Piyasa işlemcileri ile merkez bankaları arasındaki ayrışma bugüne has bir konu değil. İlk defa da karşılaşmıyoruz. Bu nedenle 2008 sonrası süreçte Fed’in önderliğinde artan kurumsal iletişim çalışmaları artık kaçınılmaz bir kalite başlığı olarak dünyanın hemen hemen her noktasındaki para politikası üzerinde baskı unsuru olarak beliriyor. Gelişmiş ya da gelişmekte olan ülke varlık sınıfı olup olmaması arasında herhangi bir ayrım söz konusu değil. İletişim kritik. İletişim olmazsa olmaz.
İletişim konusunun farklı anlaşıldığı noktalar yok mu? Elbette var. En önemli ayrıntı, merkez bankalarına ait mesajların her zaman doğru ya da kabul görür bir gerçek olmadığında yatıyor. Merkez bankaları da yanlış yapıyor. Gerek hamle gerek zamanlama olarak. O vakit nedir? İletişimi konuşurken öncelikle doğrunun tek olmadığı gerçeğini kabul etmekle işe başlamak gerek. Bir diğer husus ise hikâyeye dair uzlaşıyı bir şekilde sağlamak. Buna da genel olarak “çıpalamak” kavramı üzerinden gidiliyor. Yani, merkez bankalarının beklentileri kendi kontrol ufku içerisinde tutabilmesi.
Bu köşeyi son 5-6 yılda takip eden herkes iyi bilir ki merkez bankaları ve özelinde iletişim konusuna dair farklı birçok yazı üzerinden sohbet etme şansımız oldu. Bu kez konuyu iletişim ile sınırlı tutmayacağım. Ancak, girişi bunun üzerinden yapma nedenim, piyasaların Fed ile arasındaki hikâyeyi bir kez daha konuşmak.
Bilindiği ve uzun bir süredir tartışıldığı üzere, Aralık ayından bu yana global piyasalar nezdinde ciddi bir ralli süreci söz konusu.

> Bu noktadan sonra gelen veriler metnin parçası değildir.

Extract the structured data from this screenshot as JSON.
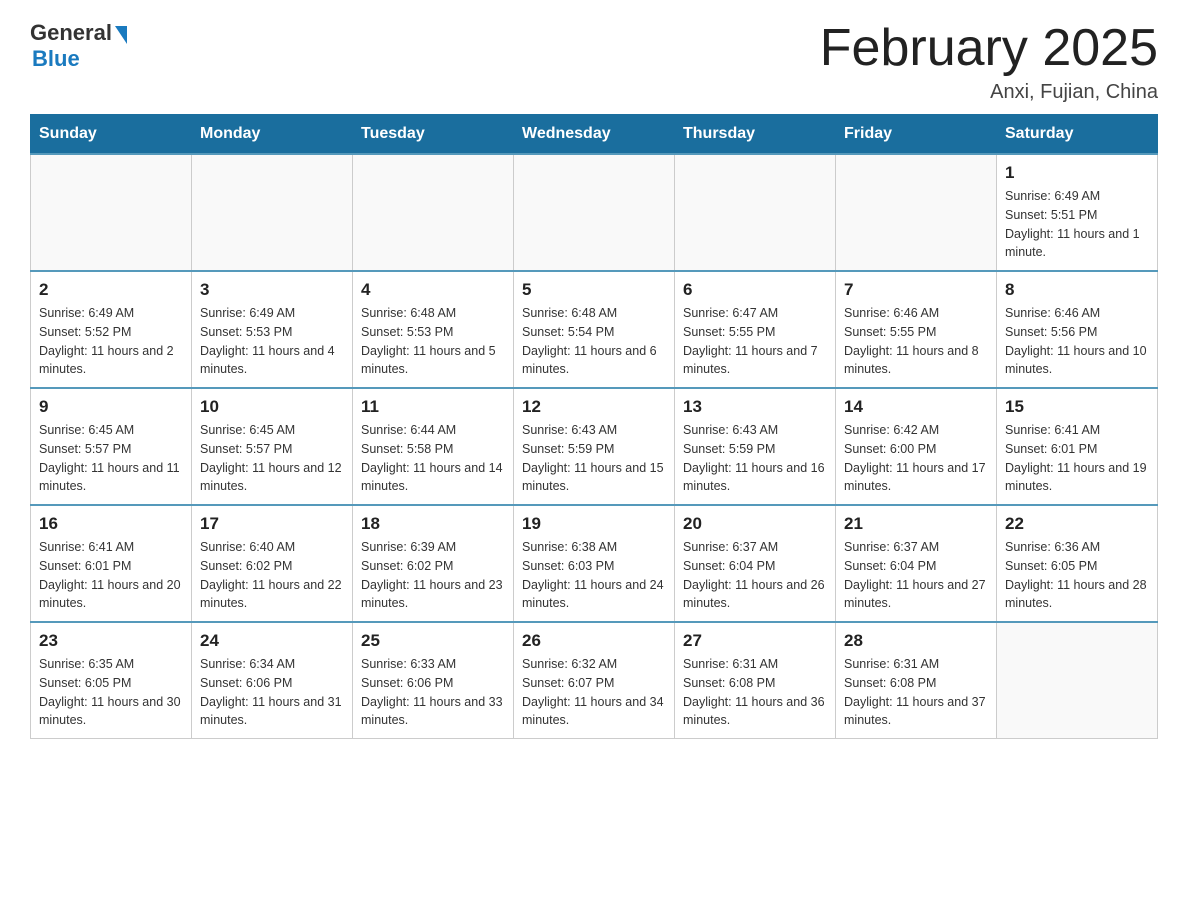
{
  "header": {
    "logo_general": "General",
    "logo_blue": "Blue",
    "month_title": "February 2025",
    "location": "Anxi, Fujian, China"
  },
  "days_of_week": [
    "Sunday",
    "Monday",
    "Tuesday",
    "Wednesday",
    "Thursday",
    "Friday",
    "Saturday"
  ],
  "weeks": [
    [
      {
        "day": "",
        "info": ""
      },
      {
        "day": "",
        "info": ""
      },
      {
        "day": "",
        "info": ""
      },
      {
        "day": "",
        "info": ""
      },
      {
        "day": "",
        "info": ""
      },
      {
        "day": "",
        "info": ""
      },
      {
        "day": "1",
        "info": "Sunrise: 6:49 AM\nSunset: 5:51 PM\nDaylight: 11 hours and 1 minute."
      }
    ],
    [
      {
        "day": "2",
        "info": "Sunrise: 6:49 AM\nSunset: 5:52 PM\nDaylight: 11 hours and 2 minutes."
      },
      {
        "day": "3",
        "info": "Sunrise: 6:49 AM\nSunset: 5:53 PM\nDaylight: 11 hours and 4 minutes."
      },
      {
        "day": "4",
        "info": "Sunrise: 6:48 AM\nSunset: 5:53 PM\nDaylight: 11 hours and 5 minutes."
      },
      {
        "day": "5",
        "info": "Sunrise: 6:48 AM\nSunset: 5:54 PM\nDaylight: 11 hours and 6 minutes."
      },
      {
        "day": "6",
        "info": "Sunrise: 6:47 AM\nSunset: 5:55 PM\nDaylight: 11 hours and 7 minutes."
      },
      {
        "day": "7",
        "info": "Sunrise: 6:46 AM\nSunset: 5:55 PM\nDaylight: 11 hours and 8 minutes."
      },
      {
        "day": "8",
        "info": "Sunrise: 6:46 AM\nSunset: 5:56 PM\nDaylight: 11 hours and 10 minutes."
      }
    ],
    [
      {
        "day": "9",
        "info": "Sunrise: 6:45 AM\nSunset: 5:57 PM\nDaylight: 11 hours and 11 minutes."
      },
      {
        "day": "10",
        "info": "Sunrise: 6:45 AM\nSunset: 5:57 PM\nDaylight: 11 hours and 12 minutes."
      },
      {
        "day": "11",
        "info": "Sunrise: 6:44 AM\nSunset: 5:58 PM\nDaylight: 11 hours and 14 minutes."
      },
      {
        "day": "12",
        "info": "Sunrise: 6:43 AM\nSunset: 5:59 PM\nDaylight: 11 hours and 15 minutes."
      },
      {
        "day": "13",
        "info": "Sunrise: 6:43 AM\nSunset: 5:59 PM\nDaylight: 11 hours and 16 minutes."
      },
      {
        "day": "14",
        "info": "Sunrise: 6:42 AM\nSunset: 6:00 PM\nDaylight: 11 hours and 17 minutes."
      },
      {
        "day": "15",
        "info": "Sunrise: 6:41 AM\nSunset: 6:01 PM\nDaylight: 11 hours and 19 minutes."
      }
    ],
    [
      {
        "day": "16",
        "info": "Sunrise: 6:41 AM\nSunset: 6:01 PM\nDaylight: 11 hours and 20 minutes."
      },
      {
        "day": "17",
        "info": "Sunrise: 6:40 AM\nSunset: 6:02 PM\nDaylight: 11 hours and 22 minutes."
      },
      {
        "day": "18",
        "info": "Sunrise: 6:39 AM\nSunset: 6:02 PM\nDaylight: 11 hours and 23 minutes."
      },
      {
        "day": "19",
        "info": "Sunrise: 6:38 AM\nSunset: 6:03 PM\nDaylight: 11 hours and 24 minutes."
      },
      {
        "day": "20",
        "info": "Sunrise: 6:37 AM\nSunset: 6:04 PM\nDaylight: 11 hours and 26 minutes."
      },
      {
        "day": "21",
        "info": "Sunrise: 6:37 AM\nSunset: 6:04 PM\nDaylight: 11 hours and 27 minutes."
      },
      {
        "day": "22",
        "info": "Sunrise: 6:36 AM\nSunset: 6:05 PM\nDaylight: 11 hours and 28 minutes."
      }
    ],
    [
      {
        "day": "23",
        "info": "Sunrise: 6:35 AM\nSunset: 6:05 PM\nDaylight: 11 hours and 30 minutes."
      },
      {
        "day": "24",
        "info": "Sunrise: 6:34 AM\nSunset: 6:06 PM\nDaylight: 11 hours and 31 minutes."
      },
      {
        "day": "25",
        "info": "Sunrise: 6:33 AM\nSunset: 6:06 PM\nDaylight: 11 hours and 33 minutes."
      },
      {
        "day": "26",
        "info": "Sunrise: 6:32 AM\nSunset: 6:07 PM\nDaylight: 11 hours and 34 minutes."
      },
      {
        "day": "27",
        "info": "Sunrise: 6:31 AM\nSunset: 6:08 PM\nDaylight: 11 hours and 36 minutes."
      },
      {
        "day": "28",
        "info": "Sunrise: 6:31 AM\nSunset: 6:08 PM\nDaylight: 11 hours and 37 minutes."
      },
      {
        "day": "",
        "info": ""
      }
    ]
  ]
}
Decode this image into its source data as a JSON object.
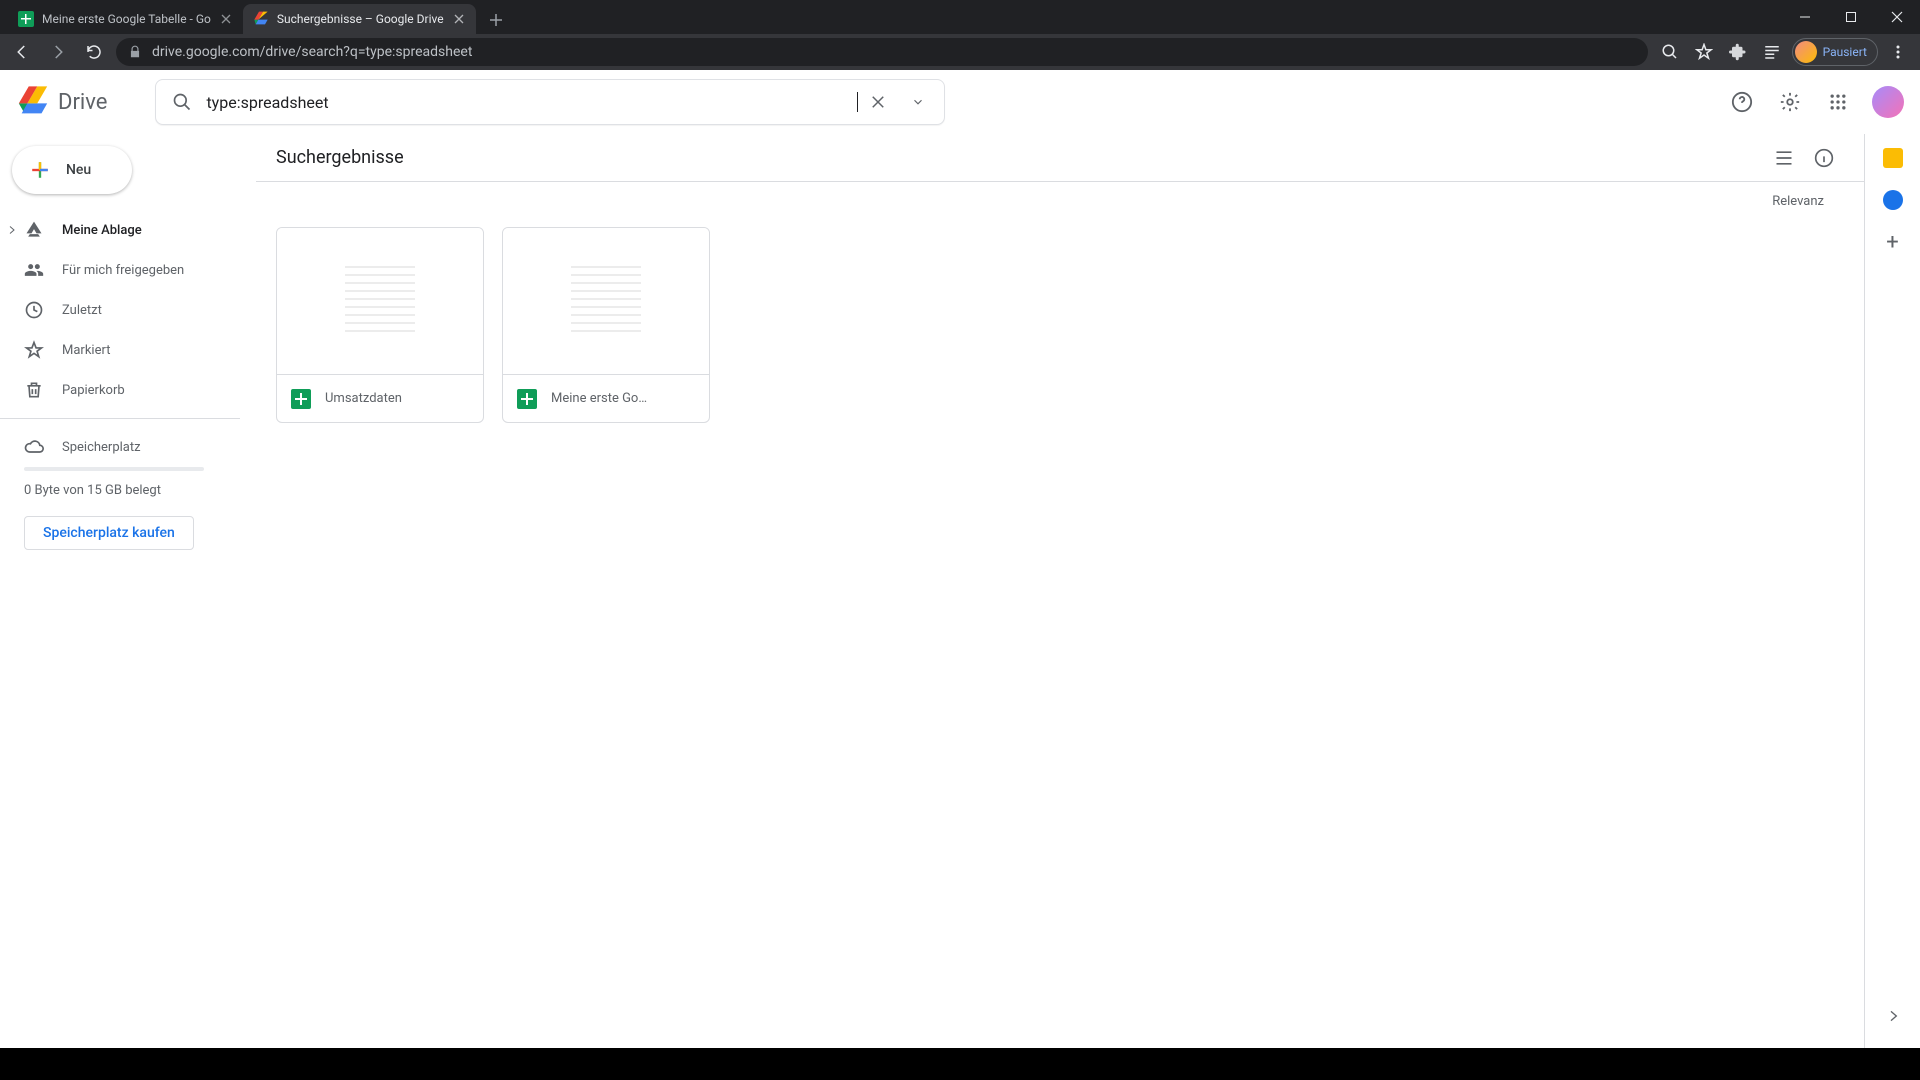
{
  "browser": {
    "tabs": [
      {
        "title": "Meine erste Google Tabelle - Go",
        "favicon": "sheets"
      },
      {
        "title": "Suchergebnisse – Google Drive",
        "favicon": "drive",
        "active": true
      }
    ],
    "url": "drive.google.com/drive/search?q=type:spreadsheet",
    "profile_status": "Pausiert"
  },
  "header": {
    "product": "Drive",
    "search_value": "type:spreadsheet"
  },
  "sidebar": {
    "new_label": "Neu",
    "items": [
      {
        "label": "Meine Ablage",
        "icon": "my-drive",
        "expandable": true
      },
      {
        "label": "Für mich freigegeben",
        "icon": "shared"
      },
      {
        "label": "Zuletzt",
        "icon": "recent"
      },
      {
        "label": "Markiert",
        "icon": "starred"
      },
      {
        "label": "Papierkorb",
        "icon": "trash"
      }
    ],
    "storage_item": {
      "label": "Speicherplatz",
      "icon": "cloud"
    },
    "storage_text": "0 Byte von 15 GB belegt",
    "buy_label": "Speicherplatz kaufen"
  },
  "content": {
    "title": "Suchergebnisse",
    "sort_label": "Relevanz",
    "files": [
      {
        "name": "Umsatzdaten",
        "type": "sheets"
      },
      {
        "name": "Meine erste Go…",
        "type": "sheets"
      }
    ]
  }
}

Hikâyenin dip noktası ise Fed ve diğer merkez bankalarının faiz indirim süreçlerini devreye alacaklarına dair yüksek beklentilerden oluşuyor. Aralık ayında FOMC’nin kendi projeksiyonları 2024 için -biraz da sürpriz şekilde “güvercin diyebileceğimiz ölçekte- 3 faiz indirimini işaret ederken, traderlar için de en uygun fiyatlama koşullarının kapısını çoktan aralamıştı.
Son 3 aylık dönemde piyasaların verdikleri tepkilerde herhangi bir anormallik bulunmuyor. Tarihin kümülatif bazda en ciddi Amerikan para politikası sıkılaşmasının ardından sona gelinme-tersi yönde ilerlenme beklentilerinin fiyatlamalara girmesinden doğal başka bir şey olamaz. Nitekim fiyatlamalar da bu yönde şekilleniyor. Bugün için yarından fiyatlanıyor. Tek bir farkla: Fed’in 3 X 25bp beklenti ekseni ile piyasaların yeri geldiğinde 6-7 X 25bp fiyatlama eğilimi içerisinde olması iki farklı dünyayı temsil etti. Bu esnada ise Fed’in önemli isimlerinden önce piyasaların Mart beklentilerine dair, devamında ise faiz adımı sayılarına yönelik ciddi yönlendirmeleri takip ettik. Bakın işte hikâyenin tam olarak bu kısmı koordine merkez bankacılığı iletişimini temsil ediyor: Projeksiyonlar-basın toplantısı-piyasa beklentilerinin kendi içerisinde dalgalanmasına müsaade edilmesi-gerekli noktada, gerekli şiddette iletişim yönlendirmesinde bulunulması-piyasa beklentilerinin yeniden şekillenmesini gözlemlemek.
ABD makro verileri hepimiz için önemli. Evet, Türkiye’nin ödemeler dengesi ve enflasyon rakamları da önemli ve fakat kendi kendimize yaşadığımız bir dünya içerisinde yer almadığımız gerçeğini de unutmadan. Geride kalan 5 yıllık süreçte sadece kendi evrenimizde yaşamanın, Türkiye ekonomisi ölçeğinde bir yapı için; mümkün, kolay ve sağlıklı olmadığını farklı birçok örnek ile deneyimledik.
Amerikan enflasyon rakamları dünyanın birçok noktasında olduğu üzere geriliyor. Yine diğer örneklere paralel, mal-hizmet enflasyonu ile manşet-çekirdek enflasyon arasında ayrışma var. Açıklanan son veriler de bunu teyit ediyor. Barınma ve hizmet tarafı çok ciddi yüksek ve ABD’de ortamı ısıtabilen bir yere sahip. Öte yandan genel enflasyon eğilimi ekstra bir negatif şok oluşmadıkça -mevcut duruş için- aşağı yönlü. Hızı ise tartışmaya açık. Bu nedenle şimdilerde piyasa işlemcilerinin beklentileri -175bp faiz indiriminden -100bp civarına doğru evriliyor. 4 X 25bp yani. Zamanlama da haziran-temmuz ayları için yüzde 60 olasılıklarda şekilleniyor. Buyursunlar beklenti yönetimi süreci.